1. A fuel injection pump for internal combustion engines having a fuel delivery pump generating an rpm-dependent pressure and having an rpm governor, said governor including a tension lever for actuating a quantity control member which is engaged in the direction of decreasing injection quantity by a governor sleeve provided with a longitudinal bore by means of which it is slidable in sealingly manner on a tang and enclosing in said bore a damping chamber connected via a bore to surrounding rpm-dependent pressure, said rmp-dependent pressure creating a damping force acting on the governor sleeve, the governor sleeve being displaceable by means of flyweights as well as by a regulator spring whose force is variable through an adjustment lever characterized by the provision of at least one area of the governor sleeve exposed to a second force other than the damping chamber force, whereby the damping chamber force applies a resulting force on the governor sleeve in the direction of decreasing fuel quantity, which force displaces the governor sleeve toward downward fuel regulation irrespective of the action of the flyweights at the idling position of the adjustment lever but at a higher rpm than the idling rpm.
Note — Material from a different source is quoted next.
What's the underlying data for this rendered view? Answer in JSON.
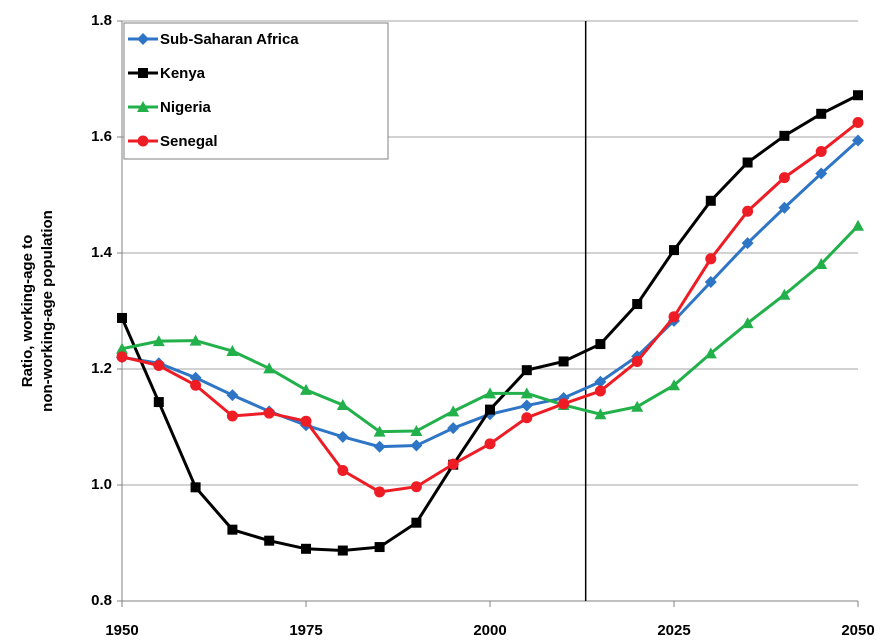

2. A fuel injection pump in accordance with claim 1, including said tang on which said governor sleeve is disposed in snug-fitting radial relationship for axial displacement, said governor sleeve defining with said tang a chamber which is under delivery pump pressure.

3. A fuel injection pump in accordance with claim 2, wherein said governor sleeve is provided with a bore and is surrounded by fuel under delivery pump pressure within a volume, said governor sleeve bore leading from said chamber defined by said sleeve and said tang to said suction chamber, said tang having a head for the purpose of attaining a supplemental force acting in the centrifugal force direction, said governor sleeve having an interior bore provided with a section of enlarged diameter for slidably accommodating said tang head, said tang head and said section of enlarged diameter defining an annular chamber, and a channel for pressure-relieving said annular chamber towards said sleeve surrounding volume in a sealed manner.

4. A fuel injection pump in accordance with claim 3, wherein said channel extends with said tang in the form of a bore having sections.

5. A fuel injection pump in accordance with claim 4, wherein said channel communicates with the suction side of the delivery pump.